Three Falls and My Fly Fishing Escape
The South African school year ends with the calendar year, which meant that when I arrived back in 1979, I stepped straight into the final term of Standard 5 at St. John's Prep. Somehow—probably through sheer momentum—I scraped through and was promoted into the College proper. Classes would start again in February 1980.
It was, to put it mildly, a cultural whiplash. St. John’s was all granite buildings and graver faces. A Victorian boot camp of a school that looked like it had been conjured out of a bad dream and an older boy’s Latin homework. There were stern masters, silent reading under trees, chapel, and, yes, the potential to be caned if you stepped too far out of line. The entire place had a chill to it that wasn’t about the Johannesburg winter.
It stood in stark contrast to the school life I’d known and loved in Mallorca. My friends were far away, and the freedom of my two-wheeled adventures was gone. In its place: silent hallways, a stiff uniform, and the deadening bureaucracy of institutional education. I did what I could to hang onto some thread of familiarity—though I couldn’t really recreate my old room in Mallorca until our shipment arrived. When it finally did, I set everything up exactly as it had been, down to the layout of my desk. When my Labrador, Honey, and little Candy finally emerged from their three-month quarantine, it helped. A bit.

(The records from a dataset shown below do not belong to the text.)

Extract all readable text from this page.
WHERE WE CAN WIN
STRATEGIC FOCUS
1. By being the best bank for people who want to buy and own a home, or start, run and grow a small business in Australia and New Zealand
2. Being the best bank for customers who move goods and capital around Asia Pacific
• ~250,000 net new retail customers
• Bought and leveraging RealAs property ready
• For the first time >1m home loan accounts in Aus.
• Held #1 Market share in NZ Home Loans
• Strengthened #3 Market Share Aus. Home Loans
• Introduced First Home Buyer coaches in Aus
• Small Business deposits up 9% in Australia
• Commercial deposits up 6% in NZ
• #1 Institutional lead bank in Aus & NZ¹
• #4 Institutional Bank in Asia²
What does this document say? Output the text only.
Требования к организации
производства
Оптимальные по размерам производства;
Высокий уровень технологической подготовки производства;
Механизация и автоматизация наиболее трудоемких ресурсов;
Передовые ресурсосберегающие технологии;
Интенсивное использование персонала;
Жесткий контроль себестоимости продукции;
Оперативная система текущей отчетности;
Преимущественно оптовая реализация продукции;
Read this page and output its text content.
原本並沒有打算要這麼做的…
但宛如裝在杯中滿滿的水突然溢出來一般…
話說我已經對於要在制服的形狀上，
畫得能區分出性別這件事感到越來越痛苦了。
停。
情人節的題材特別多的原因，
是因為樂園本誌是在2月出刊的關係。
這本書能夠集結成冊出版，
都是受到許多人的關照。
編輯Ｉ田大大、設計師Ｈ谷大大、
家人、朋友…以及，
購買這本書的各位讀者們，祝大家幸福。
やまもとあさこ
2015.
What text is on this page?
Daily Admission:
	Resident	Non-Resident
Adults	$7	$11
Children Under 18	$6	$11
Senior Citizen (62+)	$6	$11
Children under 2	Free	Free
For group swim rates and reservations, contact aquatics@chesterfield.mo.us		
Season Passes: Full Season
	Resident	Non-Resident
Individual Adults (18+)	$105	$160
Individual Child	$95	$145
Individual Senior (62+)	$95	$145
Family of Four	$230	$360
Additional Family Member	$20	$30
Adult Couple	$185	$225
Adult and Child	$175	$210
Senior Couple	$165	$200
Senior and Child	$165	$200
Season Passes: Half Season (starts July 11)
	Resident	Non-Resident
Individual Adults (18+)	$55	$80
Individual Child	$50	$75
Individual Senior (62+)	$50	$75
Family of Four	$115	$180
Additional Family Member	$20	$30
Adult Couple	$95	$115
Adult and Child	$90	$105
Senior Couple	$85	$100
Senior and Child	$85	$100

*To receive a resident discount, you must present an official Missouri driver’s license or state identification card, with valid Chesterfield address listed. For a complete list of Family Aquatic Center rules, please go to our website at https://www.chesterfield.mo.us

But what really saved me—what truly became my lifeline in that cold grey place—was fly fishing.
I’d had my first taste of it on our final trip to South Africa before the move, and it had hooked me completely. That same weekend, Niels joined his friend Charles Fiddian-Green’s fly fishing syndicate, which gave us access to a remarkable piece of land in the Eastern Transvaal: Three Falls Estate.
That Christmas—1979—we packed up for our first proper holiday there and stayed in a rickety old Boer War cottage called Willow Cottage. No electricity. Everything was powered by gas. There were these lamps mounted on the walls with silk mantles you had to light just right—delicate little domes that flared once and then left behind a white skeleton of ash, which glowed gently every time you lit it. The whole place had an atmosphere I still struggle to describe. It felt like another world, or a forgotten corner of this one.
Three Falls was fed by a strong, perennial river that had been shaped into a series of named weirs—Willow Pond, Chaudry, Christmas Weir and many more—they were stocked by a farm manager who also ran the trout hatchery on-site. I didn’t know or care that the fish were stocked. It felt like pure wilderness to me.
I’d wake up at first light, fish until I was starving, return for breakfast, then go back out again. It was rhythm, meditation, escape—and it was mine.
I threw myself into fly tying. Niels had given me his old Veniard’s kit, but that Christmas, he and my mom got me something even better: a proper fly box from the Orvis catalog, filled with iconic patterns. One side for dry flies. The other for wets Zug Bug, Montana Bug, Prince and many more. I still have that box. I made it my mission to replicate every fly inside it, one by one, sometimes many times over.
They also gave me a two-volume tome called Trout by Ernst Schwiebert, which I read from cover to cover like scripture. I taught myself how to double haul—using our garden as my practice range—until I could lay out a full 35-yard fly line.
One day, down at Three Falls, Niels marched me up to Chaudry, where Charles was hosting guests, and said, “Wait ‘til you see what my brother can do.” I cast the full length of my line, clean and fast. They stood there blinking, not quite sure what they'd just seen. I think that was the first time I really surprised an adult.
It wasn’t just a hobby—it was medicine. School life at St. John’s was so grim that I lived for our fishing weekends. When one came up, I’d bunk Saturday school with my mom’s full blessing. Fly fishing was the only place where I wasn’t being measured, judged, corrected, or boxed in. It was mine. And for the next few years, it would remain one of the very few things that kept me sane.
No, I didn’t adjust easily to being back in South Africa. But I learned how to tie a killer Pheasant Tail Nymph, cast a perfect loop into the wind, and hold on to something that made me feel grounded—even when everything else felt like it was drifting.